Jurisdictions should ensure that reliable accounting records are kept for all relevant entities and arrangements. (ToR A.2)
Determination Factors Recommendations
The element is in place.      
Banking information should be available for all account-holders. (ToR A.3)
Determination Factors Recommendations
The element is in place.      
Competent authorities should have the power to obtain and provide information that is the subject of a request under an exchange of information arrangement from any person within their territorial jurisdiction who is in possession or control of such information (irrespective of any legal obligation on such person to maintain the secrecy of the information). (ToR B.1)
Determination Factors Recommendations
The element is in place, but certain aspects of the legal implementation of the element need improvement.   The lack of an explicit exception in the banking law for disclosure of information to the tax authorities leaves some uncertainty in the application of the laws that may prevent affect effective exchange of information.  Georgia should ensure that the absence of an explicit exception to the confidentiality rules in the Law on Activities of Commercial Banking does not inhibit effective exchange of information.  
The scope of legal professional secrecy found in the domestic legislation is broader than the international standard as it is not limited to “confidential communications” between a client and an advocate, but it extends to any information which became known to the advocate during the exercise of legal practice.  Georgia should ensure that the scope of legal professional secrecy is consistent with the standard. 

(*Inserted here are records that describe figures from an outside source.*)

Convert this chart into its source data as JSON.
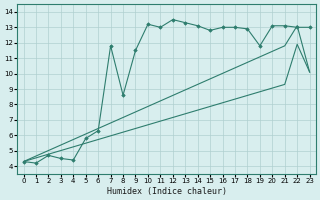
{
  "xlabel": "Humidex (Indice chaleur)",
  "xlim": [
    -0.5,
    23.5
  ],
  "ylim": [
    3.5,
    14.5
  ],
  "xticks": [
    0,
    1,
    2,
    3,
    4,
    5,
    6,
    7,
    8,
    9,
    10,
    11,
    12,
    13,
    14,
    15,
    16,
    17,
    18,
    19,
    20,
    21,
    22,
    23
  ],
  "yticks": [
    4,
    5,
    6,
    7,
    8,
    9,
    10,
    11,
    12,
    13,
    14
  ],
  "bg_color": "#d8eeee",
  "line_color": "#2e7d6e",
  "grid_color": "#b0d0d0",
  "series0": {
    "x": [
      0,
      1,
      2,
      3,
      4,
      5,
      6,
      7,
      8,
      9,
      10,
      11,
      12,
      13,
      14,
      15,
      16,
      17,
      18,
      19,
      20,
      21,
      22,
      23
    ],
    "y": [
      4.3,
      4.2,
      4.7,
      4.5,
      4.4,
      5.8,
      6.3,
      11.8,
      8.6,
      11.5,
      13.2,
      13.0,
      13.5,
      13.3,
      13.1,
      12.8,
      13.0,
      13.0,
      12.9,
      11.8,
      13.1,
      13.1,
      13.0,
      13.0
    ]
  },
  "series1": {
    "x": [
      0,
      21,
      22,
      23
    ],
    "y": [
      4.3,
      11.8,
      13.1,
      10.1
    ]
  },
  "series2": {
    "x": [
      0,
      21,
      22,
      23
    ],
    "y": [
      4.3,
      9.3,
      11.9,
      10.1
    ]
  }
}
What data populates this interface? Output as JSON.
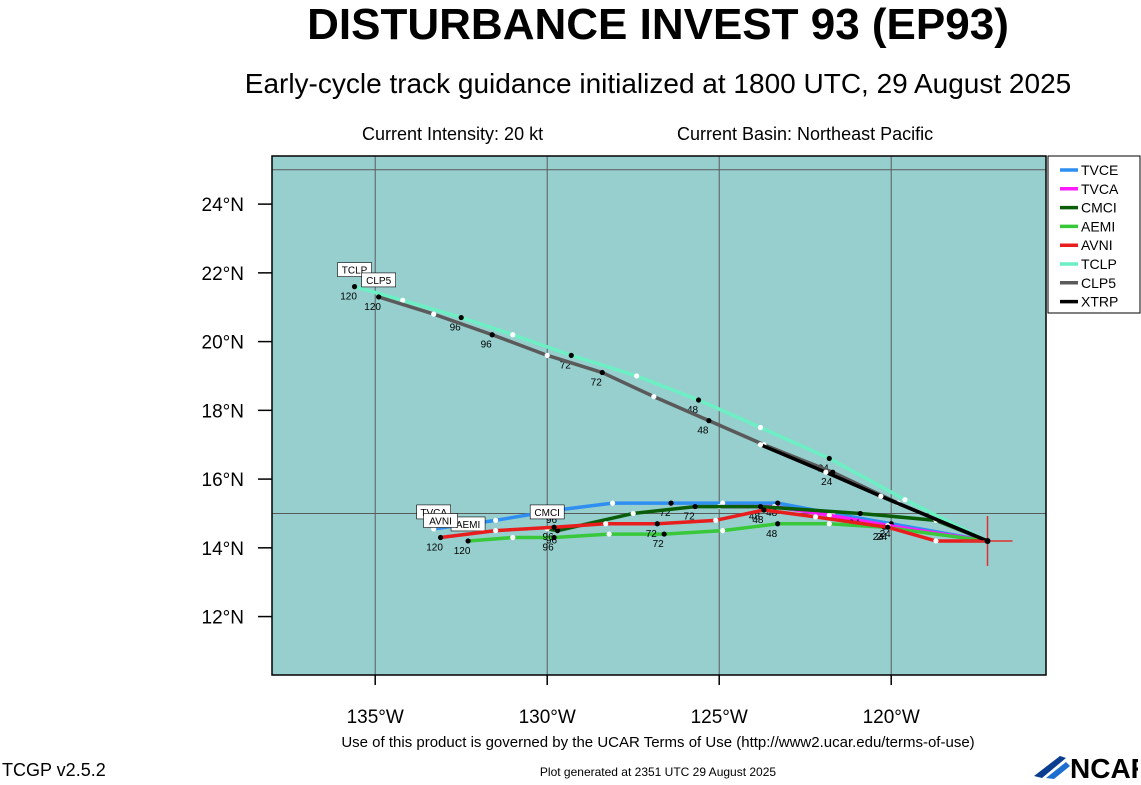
{
  "header": {
    "title": "DISTURBANCE INVEST 93 (EP93)",
    "subtitle": "Early-cycle track guidance initialized at 1800 UTC, 29 August 2025",
    "intensity": "Current Intensity: 20 kt",
    "basin": "Current Basin: Northeast Pacific"
  },
  "footer": {
    "terms": "Use of this product is governed by the UCAR Terms of Use (http://www2.ucar.edu/terms-of-use)",
    "generated": "Plot generated at 2351 UTC  29 August 2025",
    "version": "TCGP v2.5.2",
    "logo_text": "NCAR"
  },
  "colors": {
    "ocean": "#97cfcf",
    "grid": "#5a5a5a",
    "current_position": "#e0312e"
  },
  "chart_data": {
    "type": "line",
    "title": "DISTURBANCE INVEST 93 (EP93)",
    "xlim": [
      -138,
      -115.5
    ],
    "ylim": [
      10.3,
      25.4
    ],
    "grid": true,
    "legend_position": "top-right",
    "x_ticks": [
      {
        "value": -135,
        "label": "135°W"
      },
      {
        "value": -130,
        "label": "130°W"
      },
      {
        "value": -125,
        "label": "125°W"
      },
      {
        "value": -120,
        "label": "120°W"
      }
    ],
    "y_ticks": [
      {
        "value": 12,
        "label": "12°N"
      },
      {
        "value": 14,
        "label": "14°N"
      },
      {
        "value": 16,
        "label": "16°N"
      },
      {
        "value": 18,
        "label": "18°N"
      },
      {
        "value": 20,
        "label": "20°N"
      },
      {
        "value": 22,
        "label": "22°N"
      },
      {
        "value": 24,
        "label": "24°N"
      }
    ],
    "grid_lines": {
      "lon": [
        -135,
        -130,
        -125,
        -120
      ],
      "lat": [
        15,
        25
      ]
    },
    "current_position": {
      "lon": -117.2,
      "lat": 14.2
    },
    "series": [
      {
        "name": "TVCE",
        "color": "#2f8ff0",
        "points": [
          {
            "lon": -117.2,
            "lat": 14.2
          },
          {
            "lon": -120.0,
            "lat": 14.7
          },
          {
            "lon": -121.7,
            "lat": 15.0
          },
          {
            "lon": -123.3,
            "lat": 15.3
          },
          {
            "lon": -124.9,
            "lat": 15.3
          },
          {
            "lon": -126.4,
            "lat": 15.3
          },
          {
            "lon": -128.1,
            "lat": 15.3
          },
          {
            "lon": -129.7,
            "lat": 15.1
          },
          {
            "lon": -131.5,
            "lat": 14.8
          },
          {
            "lon": -133.3,
            "lat": 14.55
          }
        ],
        "labels": [
          {
            "index": 1,
            "text": "24"
          },
          {
            "index": 3,
            "text": "48"
          },
          {
            "index": 5,
            "text": "72"
          },
          {
            "index": 7,
            "text": "96"
          }
        ],
        "end_label": "TVCA"
      },
      {
        "name": "TVCA",
        "color": "#ff1aff",
        "points": [
          {
            "lon": -117.2,
            "lat": 14.2
          },
          {
            "lon": -120.1,
            "lat": 14.65
          },
          {
            "lon": -121.8,
            "lat": 14.95
          },
          {
            "lon": -123.4,
            "lat": 15.2
          },
          {
            "lon": -125.0,
            "lat": 15.2
          }
        ],
        "labels": [],
        "end_label": ""
      },
      {
        "name": "CMCI",
        "color": "#0a5e0a",
        "points": [
          {
            "lon": -117.2,
            "lat": 14.2
          },
          {
            "lon": -118.7,
            "lat": 14.8
          },
          {
            "lon": -120.9,
            "lat": 15.0
          },
          {
            "lon": -123.8,
            "lat": 15.2
          },
          {
            "lon": -125.7,
            "lat": 15.2
          },
          {
            "lon": -127.5,
            "lat": 15.0
          },
          {
            "lon": -129.7,
            "lat": 14.5
          },
          {
            "lon": -130.0,
            "lat": 14.55
          }
        ],
        "labels": [
          {
            "index": 2,
            "text": "24"
          },
          {
            "index": 3,
            "text": "48"
          },
          {
            "index": 4,
            "text": "72"
          },
          {
            "index": 6,
            "text": "96"
          }
        ],
        "end_label": "CMCI"
      },
      {
        "name": "AEMI",
        "color": "#39c839",
        "points": [
          {
            "lon": -117.2,
            "lat": 14.2
          },
          {
            "lon": -120.2,
            "lat": 14.6
          },
          {
            "lon": -121.8,
            "lat": 14.7
          },
          {
            "lon": -123.3,
            "lat": 14.7
          },
          {
            "lon": -124.9,
            "lat": 14.5
          },
          {
            "lon": -126.6,
            "lat": 14.4
          },
          {
            "lon": -128.2,
            "lat": 14.4
          },
          {
            "lon": -129.8,
            "lat": 14.3
          },
          {
            "lon": -131.0,
            "lat": 14.3
          },
          {
            "lon": -132.3,
            "lat": 14.2
          }
        ],
        "labels": [
          {
            "index": 1,
            "text": "24"
          },
          {
            "index": 3,
            "text": "48"
          },
          {
            "index": 5,
            "text": "72"
          },
          {
            "index": 7,
            "text": "96"
          },
          {
            "index": 9,
            "text": "120"
          }
        ],
        "end_label": "AEMI"
      },
      {
        "name": "AVNI",
        "color": "#e81e1e",
        "points": [
          {
            "lon": -117.2,
            "lat": 14.2
          },
          {
            "lon": -118.7,
            "lat": 14.2
          },
          {
            "lon": -120.1,
            "lat": 14.6
          },
          {
            "lon": -122.2,
            "lat": 14.9
          },
          {
            "lon": -123.7,
            "lat": 15.1
          },
          {
            "lon": -125.1,
            "lat": 14.8
          },
          {
            "lon": -126.8,
            "lat": 14.7
          },
          {
            "lon": -128.3,
            "lat": 14.7
          },
          {
            "lon": -129.8,
            "lat": 14.6
          },
          {
            "lon": -131.5,
            "lat": 14.5
          },
          {
            "lon": -133.1,
            "lat": 14.3
          }
        ],
        "labels": [
          {
            "index": 2,
            "text": "24"
          },
          {
            "index": 4,
            "text": "48"
          },
          {
            "index": 6,
            "text": "72"
          },
          {
            "index": 8,
            "text": "96"
          },
          {
            "index": 10,
            "text": "120"
          }
        ],
        "end_label": "AVNI"
      },
      {
        "name": "TCLP",
        "color": "#6cf0c3",
        "points": [
          {
            "lon": -117.2,
            "lat": 14.2
          },
          {
            "lon": -119.6,
            "lat": 15.4
          },
          {
            "lon": -121.8,
            "lat": 16.6
          },
          {
            "lon": -123.8,
            "lat": 17.5
          },
          {
            "lon": -125.6,
            "lat": 18.3
          },
          {
            "lon": -127.4,
            "lat": 19.0
          },
          {
            "lon": -129.3,
            "lat": 19.6
          },
          {
            "lon": -131.0,
            "lat": 20.2
          },
          {
            "lon": -132.5,
            "lat": 20.7
          },
          {
            "lon": -134.2,
            "lat": 21.2
          },
          {
            "lon": -135.6,
            "lat": 21.6
          }
        ],
        "labels": [
          {
            "index": 2,
            "text": "24"
          },
          {
            "index": 4,
            "text": "48"
          },
          {
            "index": 6,
            "text": "72"
          },
          {
            "index": 8,
            "text": "96"
          },
          {
            "index": 10,
            "text": "120"
          }
        ],
        "end_label": "TCLP"
      },
      {
        "name": "CLP5",
        "color": "#5a5a5a",
        "points": [
          {
            "lon": -117.2,
            "lat": 14.2
          },
          {
            "lon": -119.8,
            "lat": 15.3
          },
          {
            "lon": -121.7,
            "lat": 16.2
          },
          {
            "lon": -123.7,
            "lat": 17.0
          },
          {
            "lon": -125.3,
            "lat": 17.7
          },
          {
            "lon": -126.9,
            "lat": 18.4
          },
          {
            "lon": -128.4,
            "lat": 19.1
          },
          {
            "lon": -130.0,
            "lat": 19.6
          },
          {
            "lon": -131.6,
            "lat": 20.2
          },
          {
            "lon": -133.3,
            "lat": 20.8
          },
          {
            "lon": -134.9,
            "lat": 21.3
          }
        ],
        "labels": [
          {
            "index": 2,
            "text": "24"
          },
          {
            "index": 4,
            "text": "48"
          },
          {
            "index": 6,
            "text": "72"
          },
          {
            "index": 8,
            "text": "96"
          },
          {
            "index": 10,
            "text": "120"
          }
        ],
        "end_label": "CLP5"
      },
      {
        "name": "XTRP",
        "color": "#000000",
        "points": [
          {
            "lon": -117.2,
            "lat": 14.2
          },
          {
            "lon": -120.3,
            "lat": 15.5
          },
          {
            "lon": -121.9,
            "lat": 16.2
          },
          {
            "lon": -123.8,
            "lat": 17.0
          }
        ],
        "labels": [],
        "end_label": ""
      }
    ]
  }
}
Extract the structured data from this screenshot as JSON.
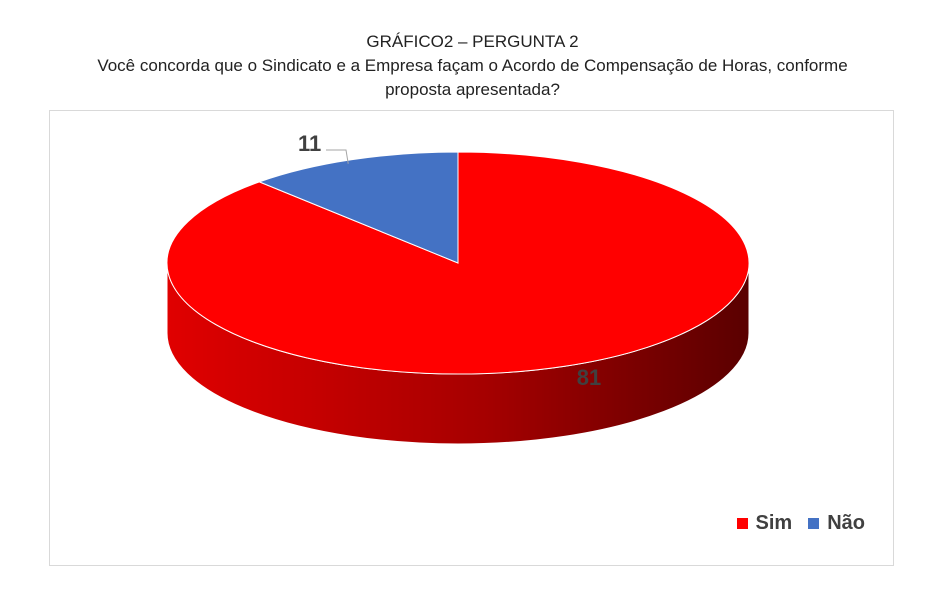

The rights and safeguards (e.g. notification, appeal rights) that apply to persons in the requested jurisdiction should be compatible with effective exchange of information. (ToR B.2)
Determination Factors Recommendations
The element is in place.      
Exchange of information mechanisms should provide for effective exchange of information. (ToR C.1)
Determination Factors Recommendations
The element is in place, but certain aspects of the legal implementation of the element need improvement.   The lack of an explicit exception in the banking law for disclosure of information to the tax authorities leaves some uncertainty in the application of the laws that may affect effective exchange of information.  Georgia should ensure that the absence of an explicit exception to the confidentiality rules in the Law on Activities of Commercial Banking does not prevent its EOI agreements from being given full effect. 
The jurisdictions' network of information exchange mechanisms should cover all relevant partners. (ToR C.2)
Determination Factors Recommendations
The element is in place.     Georgia should continue to develop its exchange of information network with all relevant partners. 
The jurisdictions' mechanisms for exchange of information should have adequate provisions to ensure the confidentiality of information received. (ToR C.3)
Determination Factors Recommendations
The element is in place.      
The exchange of information mechanisms should respect the rights and safeguards of taxpayers and third parties. (ToR C.4)
Determination Factors Recommendations
The element is in place.   The EOI agreements of Georgia do not define the term "professional secret" and the scope of legal professional secrecy found in the domestic legislation would be applicable. This is broader than the international standard as it is not limited to “confidential communications” between a client and an advocate, but it extends to any information which became known to the advocate during the exercise of legal practice.  Georgia should ensure that the scope of legal professional secrecy is consistent with the standard. 
The jurisdiction should provide information under its network of agreements in a timely manner. (ToR C.5)
Determination Factors Recommendations
The assessment team is not in a position to evaluate whether this element is in place, as it involves issues of practice that are dealt with in the Phase 2 review.